In September of 1956, newspaperman Charlie Morton gets Marlowe to unofficially investigate the suicide of Yensid Andress, a well known and liked literary agent in Hollywood.  The suicide note says something about bankruptcy. Marlowe had once had Andress for a client. The story  of the suicide was buried deep in the newspapers and Morton smelled a rat. Few people, for such a well thought of man, attended the funeral. There were a couple of thugs there who seemed out of place though.

As the investigation begins, Lt. Nulty tells Marlowe, and Morton on a different occasions, that it wasn’t a suicide, but he had orders.  Marlowe also learns that the gun, still in the dead man’s hand, had the safety on.
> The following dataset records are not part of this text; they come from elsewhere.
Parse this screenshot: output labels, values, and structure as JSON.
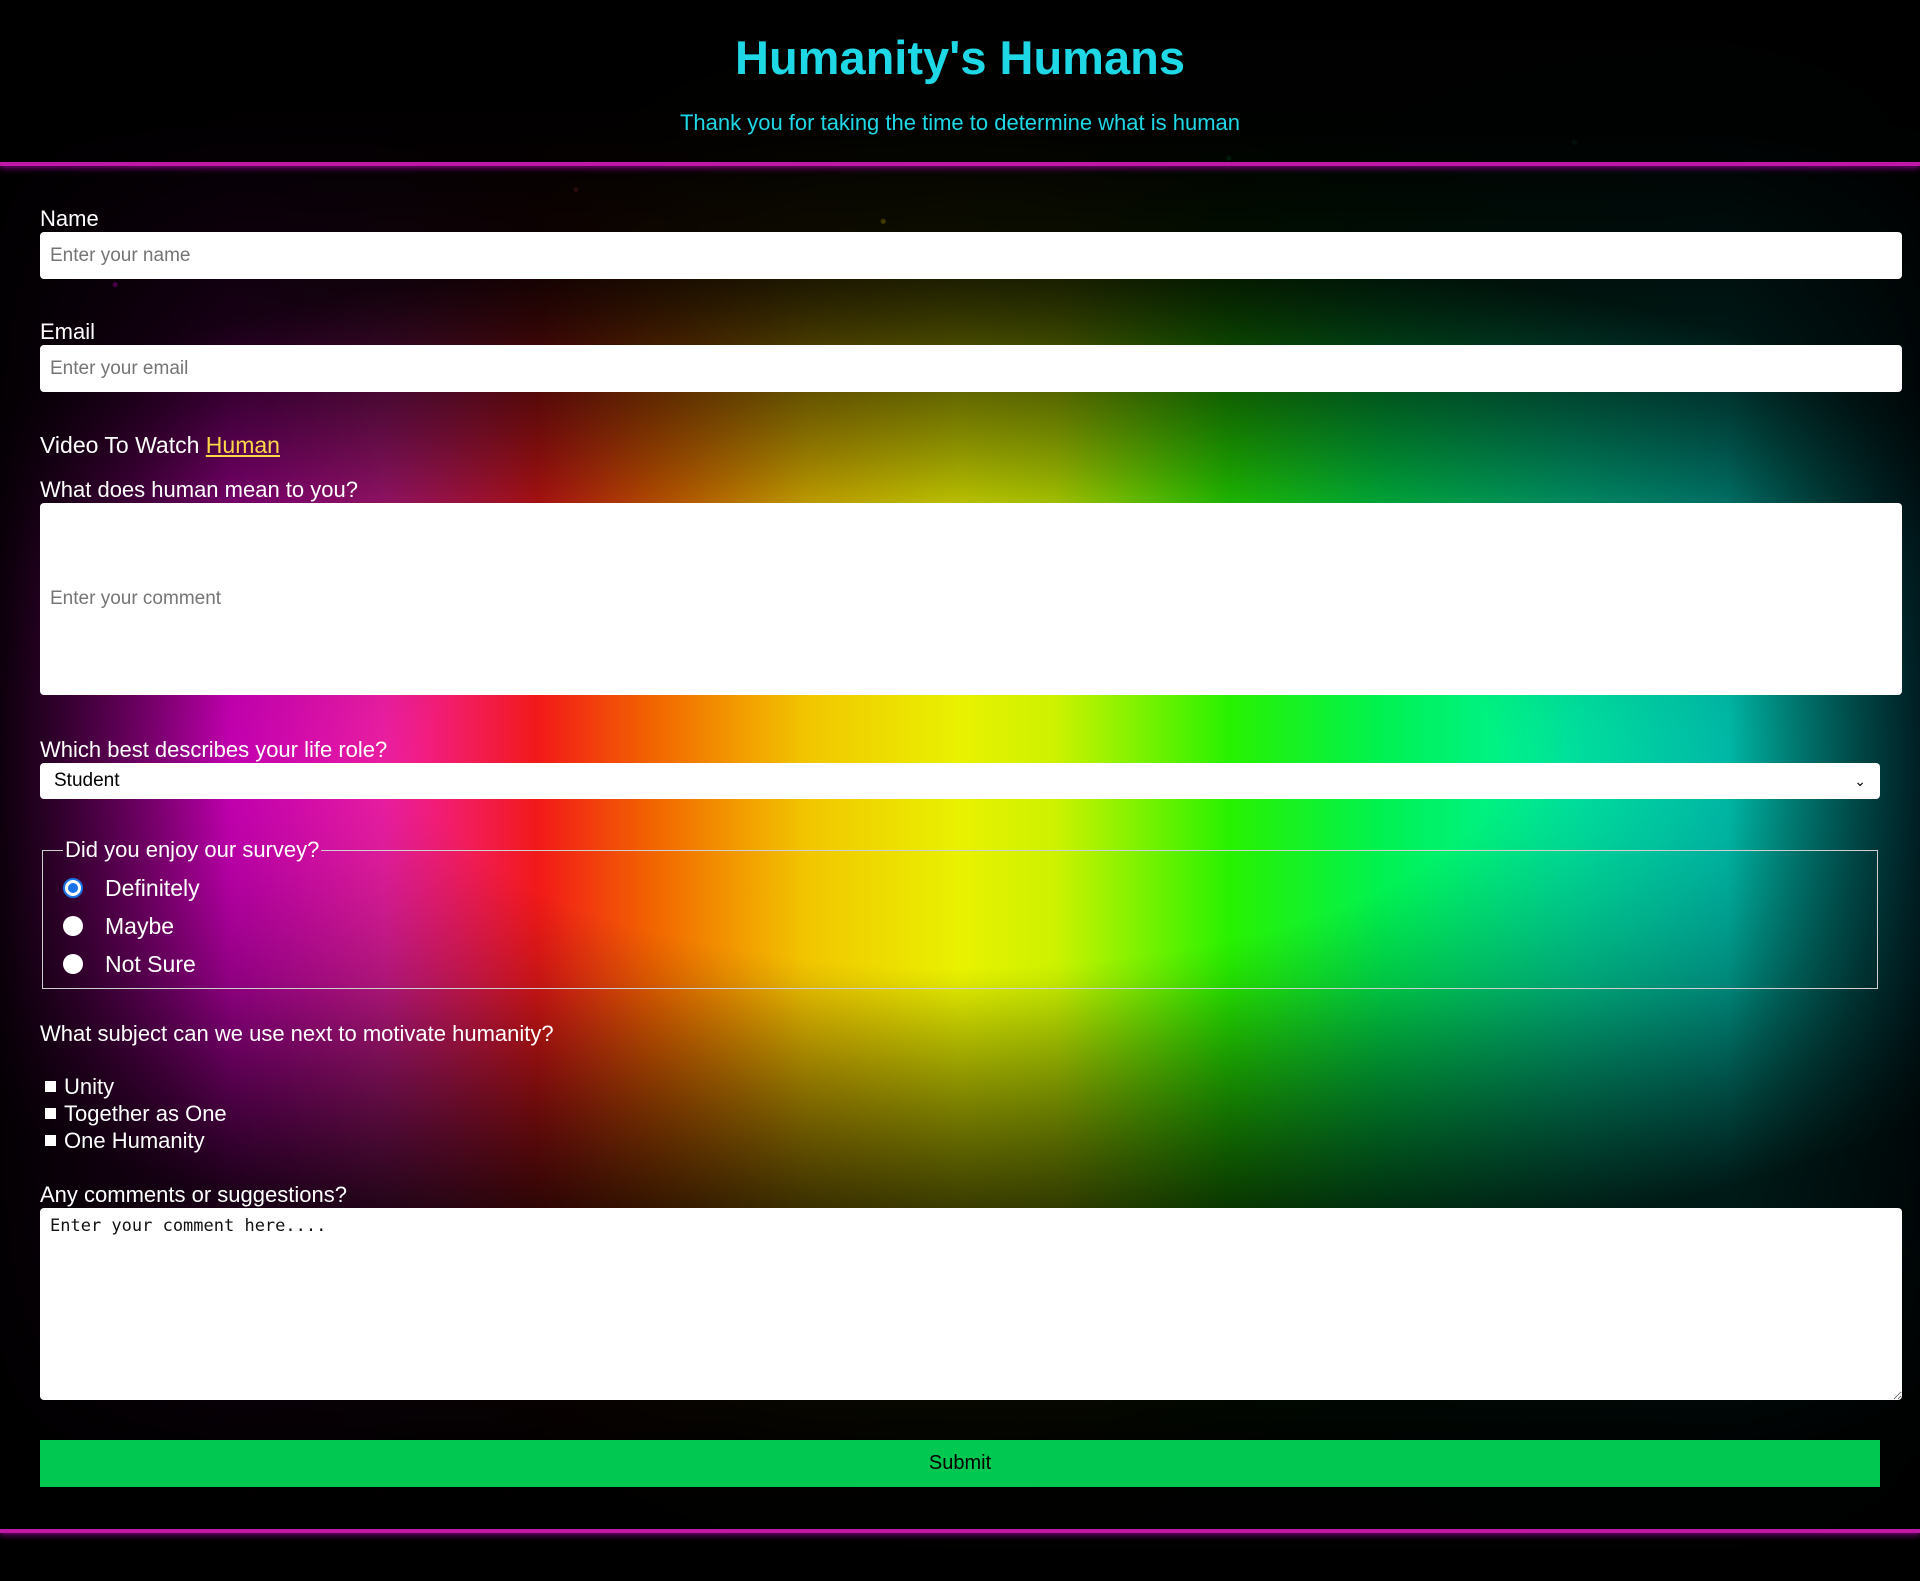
{
  "header": {
    "title": "Humanity's Humans",
    "subtitle": "Thank you for taking the time to determine what is human"
  },
  "form": {
    "name": {
      "label": "Name",
      "placeholder": "Enter your name"
    },
    "email": {
      "label": "Email",
      "placeholder": "Enter your email"
    },
    "video": {
      "prefix": "Video To Watch",
      "link_text": "Human"
    },
    "meaning": {
      "label": "What does human mean to you?",
      "placeholder": "Enter your comment"
    },
    "life_role": {
      "label": "Which best describes your life role?",
      "selected": "Student"
    },
    "enjoy": {
      "legend": "Did you enjoy our survey?",
      "options": [
        "Definitely",
        "Maybe",
        "Not Sure"
      ],
      "selected": "Definitely"
    },
    "subject": {
      "question": "What subject can we use next to motivate humanity?",
      "options": [
        "Unity",
        "Together as One",
        "One Humanity"
      ]
    },
    "comments": {
      "label": "Any comments or suggestions?",
      "value": "Enter your comment here...."
    },
    "submit_label": "Submit"
  },
  "colors": {
    "heading": "#1fd8e6",
    "link": "#ffd84a",
    "submit": "#00c851",
    "divider": "#c01aa5",
    "radio_checked": "#1a73e8"
  }
}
One of Andress’ clients was Raymond Chandler and he becomes one of the suspects. Marlowe knows Chandler because the writer meets with him every time he begins a novel about the fictional Philip Marlowe. Marlowe himself seems amused by it all. While reading the most recent novel, he thinks, “The things Chandler thought up were impossible-his detective would never have been able to solve a mystery in real life.”

Andress’ partner in the literary agency was Velma Valento, formerly Mrs. Helen  Grayle. Or was she just a glorified secretary worming her way into his life, as the agent’s ex-wife claimed. It was murder, she says. But she’s also a beneficiary on the insurance claim and if murder can be proved, it would be paid out.

A good little mystery story and, as I said, maybe an alternate universe.

One thing that will take getting used to(at least it did for me) is the POV switches. At the beginning, Marlowe’s point of view is second person. Halfway down the second page, it switches to third person, then ten pages later, it jumps to first person. It does that change a few more times and Morton’s appearances are third person, both during Marlowe’s first person and third person sections. It can get a little confusing.

I don’t know anything about translating fron another language, so I don’t know if that has to do with the translation, done by Deborah Bergman, or whether it was written like that in spanish.

If you can deal with that, and I did, it’s worth checking out.

Hiber Conteris was a political prisoner in Uruguay from 1976 to 1985. He wrote four novels, three plays, and a collection of short stories while in prison. One assumes this is one of them.